Microsoft published the Microsoft Security Bulletin Advance Notification for July 2010--revealing a relatively light month for patching. This coming Patch Tuesday will have only four security bulletins, but it's a crucial day for many IT administrators, as it also marks the end of Microsoft support for Windows 2000 and Windows XP SP2.
Of the four scheduled security bulletins, three are rated as Critical, while the remaining one is Important. Two of the Critical security bulletins impact Windows, and the other two security bulletins affect Microsoft Office.
Wolfgang Kandek, CTO of Qualys, clarifies the security bulletins affecting the Windows operating system in a blog post. "The first one is for Windows XP and 2003 and fixes the Windows Help and Support Center vulnerability published by Tavis Ormandy in a much discussed full disclosure move. Microsoft showed some impressive turnaround time on that patch."
Kandek continues, describing the other security bulletin related to Windows, which also addresses a zero-day vulnerability. "The second bulletin fixes a problem in the AERO display driver component for Windows 7 and Windows Server 2008 R2, which was disclosed publicly earlier in May."
The security bulletins themselves might be overshadowed by the expiration of support for Windows 2000 and Windows XP SP2. Many companies still rely on these archaic, yet capable platforms. Continuing to use them beyond next Tuesday, though, will be a little like playing Russian roulette because without support the platforms will become increasingly less stable and more insecure.
For businesses still using Windows XP SP2, the end of support means no new security updates, no new non-security hotfixes, and no access to Microsoft's product development resources. The solution for businesses still using Windows XP SP2 is relatively simple, though--just apply SP3, which is still supported.
Businesses still running Windows 2000 face a more difficult challenge. As of July 13, 2010, there will be no new security updates, non-security hotfixes, or option to engage Microsoft product development resources, just like Windows XP SP2.

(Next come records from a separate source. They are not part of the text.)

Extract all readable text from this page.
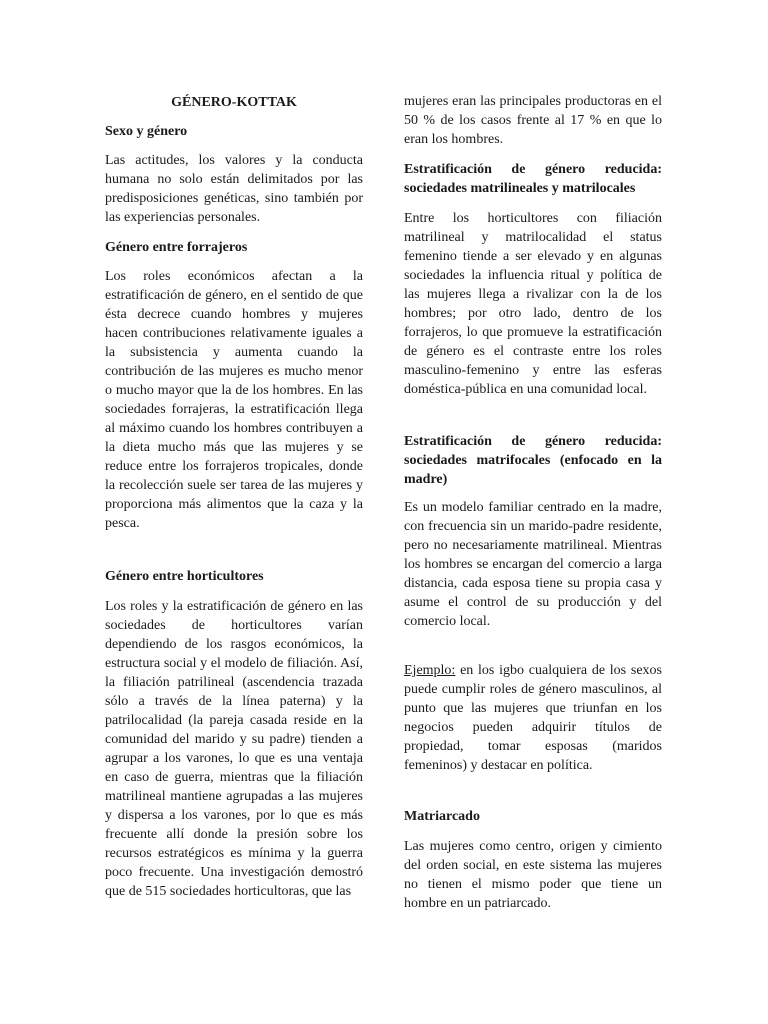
GÉNERO-KOTTAK
Sexo y género

Las actitudes, los valores y la conducta humana no solo están delimitados por las predisposiciones genéticas, sino también por las experiencias personales.

Género entre forrajeros

Los roles económicos afectan a la estratificación de género, en el sentido de que ésta decrece cuando hombres y mujeres hacen contribuciones relativamente iguales a la subsistencia y aumenta cuando la contribución de las mujeres es mucho menor o mucho mayor que la de los hombres. En las sociedades forrajeras, la estratificación llega al máximo cuando los hombres contribuyen a la dieta mucho más que las mujeres y se reduce entre los forrajeros tropicales, donde la recolección suele ser tarea de las mujeres y proporciona más alimentos que la caza y la pesca.

Género entre horticultores

Los roles y la estratificación de género en las sociedades de horticultores varían dependiendo de los rasgos económicos, la estructura social y el modelo de filiación. Así, la filiación patrilineal (ascendencia trazada sólo a través de la línea paterna) y la patrilocalidad (la pareja casada reside en la comunidad del marido y su padre) tienden a agrupar a los varones, lo que es una ventaja en caso de guerra, mientras que la filiación matrilineal mantiene agrupadas a las mujeres y dispersa a los varones, por lo que es más frecuente allí donde la presión sobre los recursos estratégicos es mínima y la guerra poco frecuente. Una investigación demostró que de 515 sociedades horticultoras, que las

mujeres eran las principales productoras en el 50 % de los casos frente al 17 % en que lo eran los hombres.

Estratificación de género reducida: sociedades matrilineales y matrilocales

Entre los horticultores con filiación matrilineal y matrilocalidad el status femenino tiende a ser elevado y en algunas sociedades la influencia ritual y política de las mujeres llega a rivalizar con la de los hombres; por otro lado, dentro de los forrajeros, lo que promueve la estratificación de género es el contraste entre los roles masculino-femenino y entre las esferas doméstica-pública en una comunidad local.

Estratificación de género reducida: sociedades matrifocales (enfocado en la madre)

Es un modelo familiar centrado en la madre, con frecuencia sin un marido-padre residente, pero no necesariamente matrilineal. Mientras los hombres se encargan del comercio a larga distancia, cada esposa tiene su propia casa y asume el control de su producción y del comercio local.

Ejemplo: en los igbo cualquiera de los sexos puede cumplir roles de género masculinos, al punto que las mujeres que triunfan en los negocios pueden adquirir títulos de propiedad, tomar esposas (maridos femeninos) y destacar en política.

Matriarcado

Las mujeres como centro, origen y cimiento del orden social, en este sistema las mujeres no tienen el mismo poder que tiene un hombre en un patriarcado.
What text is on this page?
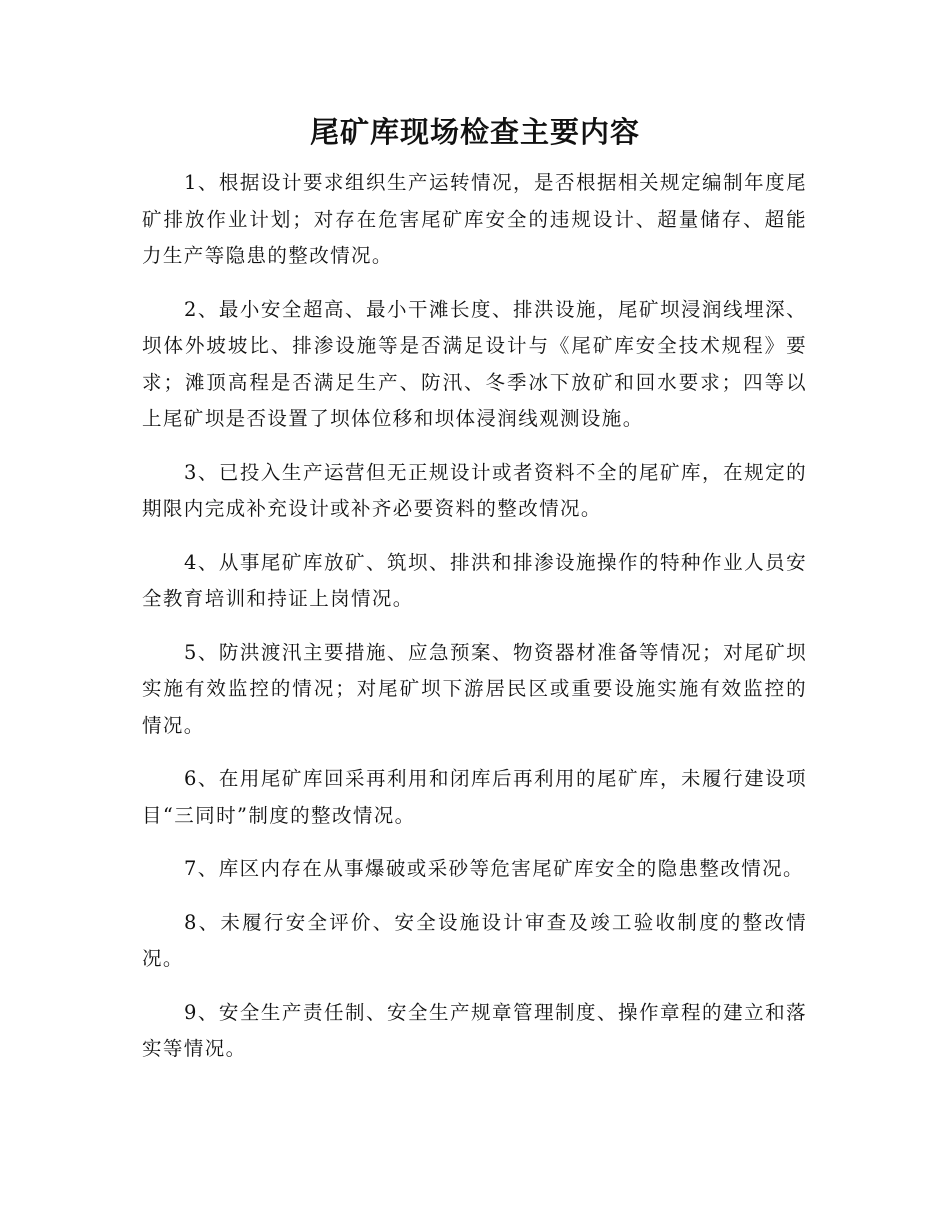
尾矿库现场检查主要内容

1、根据设计要求组织生产运转情况，是否根据相关规定编制年度尾矿排放作业计划；对存在危害尾矿库安全的违规设计、超量储存、超能力生产等隐患的整改情况。

2、最小安全超高、最小干滩长度、排洪设施，尾矿坝浸润线埋深、坝体外坡坡比、排渗设施等是否满足设计与《尾矿库安全技术规程》要求；滩顶高程是否满足生产、防汛、冬季冰下放矿和回水要求；四等以上尾矿坝是否设置了坝体位移和坝体浸润线观测设施。

3、已投入生产运营但无正规设计或者资料不全的尾矿库，在规定的期限内完成补充设计或补齐必要资料的整改情况。

4、从事尾矿库放矿、筑坝、排洪和排渗设施操作的特种作业人员安全教育培训和持证上岗情况。

5、防洪渡汛主要措施、应急预案、物资器材准备等情况；对尾矿坝实施有效监控的情况；对尾矿坝下游居民区或重要设施实施有效监控的情况。

6、在用尾矿库回采再利用和闭库后再利用的尾矿库，未履行建设项目“三同时”制度的整改情况。

7、库区内存在从事爆破或采砂等危害尾矿库安全的隐患整改情况。

8、未履行安全评价、安全设施设计审查及竣工验收制度的整改情况。

9、安全生产责任制、安全生产规章管理制度、操作章程的建立和落实等情况。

In addition, though, Windows 2000 will no longer have access to free or paid support options, and there will be no further updates to online support content. The solution for Windows 2000 is not as easy either. Companies still using Windows 2000 will have to upgrade to a more recent operating system--ideally Windows 7--in order to continue running a supported platform.
Microsoft urges businesses still using Windows 2000 or Windows XP SP2 to transition to a supported operating system. "Unsupported products or service packs pose a significant risk to your computer's security. Therefore, Microsoft advises customers to migrate to the latest supported service pack and/or product prior to the end of support. Our latest products, such as Windows 7 and Windows Server 2008 R2, provide greater security, reliability, environment-friendly features, and a host of other benefits."